Steve hausse les épaules. Avec lui, rien ne fait jamais mal.

« Un peu. Comme si j'avais des tiges qui poussaient dans les poumons et la gorge. »

Bucky grimace. Steve lève les yeux au ciel. Il a l'habitude de son corps misérable, il a confiance en tous les efforts de son organisme pour se réparer, même si cette activité interne lui donne une fièvre étourdissante et l'abrutit plus longtemps que les autres. 

« Tu as pris du super sérum ?

- Hein ?

- De l'adrénaline !

- Ah. Oui, non, rit-il. Ça ne soigne pas ça. »

D'une voix plus dramatique, il ajoute, pensif :

« C'est le bout de la ligne, Bucky.

- Oh, ne dis pas ça ! glapit Sarah.

- Crétin ! » 

Steve tire la langue, Bucky tend le poing comme pour une petite bourrade à distance, timidement complice. C'est frustrant d'être si fatigué, mais l'inquiétude écrasante de sa mère, est de loin le plus insupportable, alors il compte bien sur son ami pour dédramatiser.

« Ah oui, j'étais venu apporter ça... prétend-il en remettant à Sarah un cageot de légumes, pour toutes les fois où j'ai dormi chez vous. Dites, vous avez besoin de médicaments ?

- Te soucie pas de ça...

- Tu m'as trouvé des chaussures ?

- Steven !

- Maman, les miennes n'ont presque plus de semelles...

- Eh bien... Tu n'en as pas besoin pour le moment !

- J'en aurai besoin plus tôt que tu ne le pens.. ! »

Mais étouffé par la maladie et l'indignation, il est interrompu par une toux abominable, qui siffle comme ces herbes qu'ils cueillent l'été et pincent entre leurs pouces.

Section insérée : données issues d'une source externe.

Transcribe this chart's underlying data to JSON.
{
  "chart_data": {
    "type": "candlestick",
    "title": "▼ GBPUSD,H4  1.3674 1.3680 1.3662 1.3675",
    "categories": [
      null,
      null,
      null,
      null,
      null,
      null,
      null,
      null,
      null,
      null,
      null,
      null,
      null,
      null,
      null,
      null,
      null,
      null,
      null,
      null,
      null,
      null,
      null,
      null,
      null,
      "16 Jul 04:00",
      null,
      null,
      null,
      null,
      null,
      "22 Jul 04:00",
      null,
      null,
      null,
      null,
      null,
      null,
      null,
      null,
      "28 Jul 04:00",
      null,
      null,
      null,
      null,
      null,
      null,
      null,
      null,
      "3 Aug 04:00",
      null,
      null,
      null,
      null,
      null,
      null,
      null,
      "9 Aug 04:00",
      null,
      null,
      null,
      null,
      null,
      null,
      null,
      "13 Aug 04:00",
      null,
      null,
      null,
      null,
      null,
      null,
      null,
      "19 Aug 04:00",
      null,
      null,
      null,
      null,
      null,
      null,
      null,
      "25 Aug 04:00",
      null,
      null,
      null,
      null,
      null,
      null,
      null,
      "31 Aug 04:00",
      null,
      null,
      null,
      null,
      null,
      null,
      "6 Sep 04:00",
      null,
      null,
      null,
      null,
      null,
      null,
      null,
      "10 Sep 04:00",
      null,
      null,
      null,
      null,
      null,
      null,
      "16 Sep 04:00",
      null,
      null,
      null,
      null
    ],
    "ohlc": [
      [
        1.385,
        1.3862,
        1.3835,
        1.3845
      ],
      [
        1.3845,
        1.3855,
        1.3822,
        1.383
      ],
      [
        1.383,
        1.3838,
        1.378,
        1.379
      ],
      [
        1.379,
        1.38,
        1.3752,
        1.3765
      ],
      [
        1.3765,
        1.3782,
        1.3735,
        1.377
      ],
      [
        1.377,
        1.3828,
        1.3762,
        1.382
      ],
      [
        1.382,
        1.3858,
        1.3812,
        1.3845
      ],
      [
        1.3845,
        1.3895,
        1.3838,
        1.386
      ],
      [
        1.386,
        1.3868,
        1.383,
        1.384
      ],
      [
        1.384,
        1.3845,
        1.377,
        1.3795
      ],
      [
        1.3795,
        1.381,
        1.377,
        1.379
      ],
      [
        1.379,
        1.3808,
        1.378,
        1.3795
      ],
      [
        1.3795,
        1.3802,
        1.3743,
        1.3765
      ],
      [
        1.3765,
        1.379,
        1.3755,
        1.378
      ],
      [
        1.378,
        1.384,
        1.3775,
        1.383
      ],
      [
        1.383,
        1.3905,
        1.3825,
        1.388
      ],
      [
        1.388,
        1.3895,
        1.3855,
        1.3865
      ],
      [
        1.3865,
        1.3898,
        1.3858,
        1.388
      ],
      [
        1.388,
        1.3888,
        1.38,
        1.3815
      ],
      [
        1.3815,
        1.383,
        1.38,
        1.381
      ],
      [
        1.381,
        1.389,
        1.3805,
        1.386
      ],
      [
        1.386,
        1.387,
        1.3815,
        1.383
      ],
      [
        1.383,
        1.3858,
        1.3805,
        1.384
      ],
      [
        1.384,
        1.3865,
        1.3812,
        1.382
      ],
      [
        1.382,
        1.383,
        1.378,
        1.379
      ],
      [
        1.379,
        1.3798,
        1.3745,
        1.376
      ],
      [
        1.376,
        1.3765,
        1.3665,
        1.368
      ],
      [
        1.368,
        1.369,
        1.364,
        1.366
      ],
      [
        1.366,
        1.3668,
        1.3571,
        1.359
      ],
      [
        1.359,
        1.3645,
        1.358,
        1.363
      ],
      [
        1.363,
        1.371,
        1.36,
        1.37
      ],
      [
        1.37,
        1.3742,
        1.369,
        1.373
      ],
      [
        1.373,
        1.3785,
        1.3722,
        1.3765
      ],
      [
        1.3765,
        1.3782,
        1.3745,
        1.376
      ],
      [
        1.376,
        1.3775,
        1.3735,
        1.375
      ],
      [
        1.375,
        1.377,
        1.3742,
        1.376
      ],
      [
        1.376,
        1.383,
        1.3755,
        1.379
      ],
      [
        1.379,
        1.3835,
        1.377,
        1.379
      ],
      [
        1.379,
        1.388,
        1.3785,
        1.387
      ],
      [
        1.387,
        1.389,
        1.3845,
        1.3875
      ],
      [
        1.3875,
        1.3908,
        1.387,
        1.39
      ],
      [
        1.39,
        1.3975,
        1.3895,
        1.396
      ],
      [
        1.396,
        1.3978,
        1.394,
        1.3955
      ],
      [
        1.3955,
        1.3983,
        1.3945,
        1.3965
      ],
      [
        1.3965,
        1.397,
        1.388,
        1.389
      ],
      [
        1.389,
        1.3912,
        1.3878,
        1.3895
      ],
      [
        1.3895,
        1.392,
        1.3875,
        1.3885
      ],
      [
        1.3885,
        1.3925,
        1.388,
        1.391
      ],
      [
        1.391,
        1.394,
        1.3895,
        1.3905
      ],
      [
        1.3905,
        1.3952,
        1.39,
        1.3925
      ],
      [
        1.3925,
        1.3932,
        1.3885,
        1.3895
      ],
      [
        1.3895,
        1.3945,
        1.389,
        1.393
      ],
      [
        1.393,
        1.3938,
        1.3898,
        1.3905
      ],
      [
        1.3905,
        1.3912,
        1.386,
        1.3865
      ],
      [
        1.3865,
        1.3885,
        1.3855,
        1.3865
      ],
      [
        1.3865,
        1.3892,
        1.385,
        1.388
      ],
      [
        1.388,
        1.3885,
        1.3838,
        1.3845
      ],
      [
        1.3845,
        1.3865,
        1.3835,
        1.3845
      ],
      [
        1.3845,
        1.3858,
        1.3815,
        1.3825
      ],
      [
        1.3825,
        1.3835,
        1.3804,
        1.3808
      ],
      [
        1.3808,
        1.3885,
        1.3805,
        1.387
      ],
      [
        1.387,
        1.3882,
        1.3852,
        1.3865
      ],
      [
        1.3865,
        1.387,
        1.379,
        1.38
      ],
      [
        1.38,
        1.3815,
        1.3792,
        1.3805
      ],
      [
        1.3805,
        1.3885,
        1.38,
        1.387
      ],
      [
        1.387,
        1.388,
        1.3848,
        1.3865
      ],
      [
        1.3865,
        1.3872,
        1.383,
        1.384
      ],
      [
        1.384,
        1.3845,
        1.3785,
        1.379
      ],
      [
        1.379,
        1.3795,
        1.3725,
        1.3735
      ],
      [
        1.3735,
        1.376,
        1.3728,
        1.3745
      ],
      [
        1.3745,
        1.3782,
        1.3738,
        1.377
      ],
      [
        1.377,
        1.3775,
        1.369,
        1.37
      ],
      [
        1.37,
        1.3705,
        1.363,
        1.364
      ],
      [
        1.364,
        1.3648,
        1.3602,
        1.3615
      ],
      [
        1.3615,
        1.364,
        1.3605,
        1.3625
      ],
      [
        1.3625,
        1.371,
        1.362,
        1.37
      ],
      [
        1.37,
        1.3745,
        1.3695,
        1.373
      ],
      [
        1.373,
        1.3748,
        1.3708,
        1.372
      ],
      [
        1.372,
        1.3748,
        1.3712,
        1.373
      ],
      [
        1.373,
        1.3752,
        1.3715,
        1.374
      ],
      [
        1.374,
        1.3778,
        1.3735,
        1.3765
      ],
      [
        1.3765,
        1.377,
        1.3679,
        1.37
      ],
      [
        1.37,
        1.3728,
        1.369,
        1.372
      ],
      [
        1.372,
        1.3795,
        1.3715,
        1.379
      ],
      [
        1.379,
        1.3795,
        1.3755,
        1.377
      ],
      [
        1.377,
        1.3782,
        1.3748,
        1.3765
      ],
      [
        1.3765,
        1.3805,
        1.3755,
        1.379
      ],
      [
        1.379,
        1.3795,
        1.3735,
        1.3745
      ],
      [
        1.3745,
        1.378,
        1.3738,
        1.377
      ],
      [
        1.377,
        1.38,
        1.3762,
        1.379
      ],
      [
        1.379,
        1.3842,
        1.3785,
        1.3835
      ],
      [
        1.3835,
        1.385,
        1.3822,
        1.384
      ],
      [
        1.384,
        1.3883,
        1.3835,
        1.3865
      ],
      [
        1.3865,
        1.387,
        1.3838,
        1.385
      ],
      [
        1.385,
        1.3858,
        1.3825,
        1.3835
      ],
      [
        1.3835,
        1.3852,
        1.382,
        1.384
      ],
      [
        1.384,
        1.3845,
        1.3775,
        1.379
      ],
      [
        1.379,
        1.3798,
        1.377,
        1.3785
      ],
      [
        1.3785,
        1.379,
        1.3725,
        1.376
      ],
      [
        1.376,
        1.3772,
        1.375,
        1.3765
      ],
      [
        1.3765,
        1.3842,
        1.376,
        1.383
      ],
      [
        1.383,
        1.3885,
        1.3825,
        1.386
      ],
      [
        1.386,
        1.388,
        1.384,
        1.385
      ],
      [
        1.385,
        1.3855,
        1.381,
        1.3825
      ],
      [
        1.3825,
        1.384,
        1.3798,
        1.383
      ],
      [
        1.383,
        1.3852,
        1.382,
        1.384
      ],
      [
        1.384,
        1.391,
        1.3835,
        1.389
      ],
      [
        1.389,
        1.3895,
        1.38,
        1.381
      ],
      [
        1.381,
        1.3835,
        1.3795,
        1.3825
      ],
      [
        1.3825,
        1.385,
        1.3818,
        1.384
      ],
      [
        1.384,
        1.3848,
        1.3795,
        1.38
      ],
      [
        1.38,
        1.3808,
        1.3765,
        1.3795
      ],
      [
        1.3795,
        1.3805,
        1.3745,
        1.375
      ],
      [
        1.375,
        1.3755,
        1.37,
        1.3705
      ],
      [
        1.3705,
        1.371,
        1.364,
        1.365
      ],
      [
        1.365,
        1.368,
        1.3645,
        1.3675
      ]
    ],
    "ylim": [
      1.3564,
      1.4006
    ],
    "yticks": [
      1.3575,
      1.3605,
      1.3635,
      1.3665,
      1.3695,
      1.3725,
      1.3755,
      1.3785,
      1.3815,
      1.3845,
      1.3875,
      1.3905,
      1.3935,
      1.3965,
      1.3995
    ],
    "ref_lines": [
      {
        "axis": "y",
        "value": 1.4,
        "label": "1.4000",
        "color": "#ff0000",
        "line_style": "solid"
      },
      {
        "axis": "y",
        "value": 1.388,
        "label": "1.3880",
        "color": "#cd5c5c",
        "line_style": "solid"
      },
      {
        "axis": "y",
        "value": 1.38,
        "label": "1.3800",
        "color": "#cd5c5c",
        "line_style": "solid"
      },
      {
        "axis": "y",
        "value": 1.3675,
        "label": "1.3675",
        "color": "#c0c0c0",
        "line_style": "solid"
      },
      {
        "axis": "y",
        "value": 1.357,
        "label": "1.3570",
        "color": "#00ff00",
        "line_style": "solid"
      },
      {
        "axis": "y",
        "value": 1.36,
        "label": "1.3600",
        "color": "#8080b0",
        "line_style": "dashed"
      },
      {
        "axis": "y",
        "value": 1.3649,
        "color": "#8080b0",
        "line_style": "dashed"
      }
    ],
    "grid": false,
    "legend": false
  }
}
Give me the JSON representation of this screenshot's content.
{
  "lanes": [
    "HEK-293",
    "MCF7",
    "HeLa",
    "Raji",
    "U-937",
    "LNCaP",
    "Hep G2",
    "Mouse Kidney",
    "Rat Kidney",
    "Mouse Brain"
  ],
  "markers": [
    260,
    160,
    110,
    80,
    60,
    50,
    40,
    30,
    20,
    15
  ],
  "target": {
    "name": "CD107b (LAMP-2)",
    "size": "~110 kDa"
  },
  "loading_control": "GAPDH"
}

Plus jamais Bucky ne supportera ce jeu. Sarah en profite pour escorter Bucky sur le seuil. « Ça ira mieux bientôt, d'accord ? Tu pourras revenir pendant sa convalescence. » Bucky l'entend à peine, les yeux rivés vers le canapé où s'est péniblement redressée la silhouette emmitouflée de son ami. Il a rabattu la couverture par-dessus sa tête, peut-être par pudeur, jeu ou bien frilosité, mais on distingue dans l'ombre son petit visage aux yeux brillants et cernés. Il tend le poing à Bucky.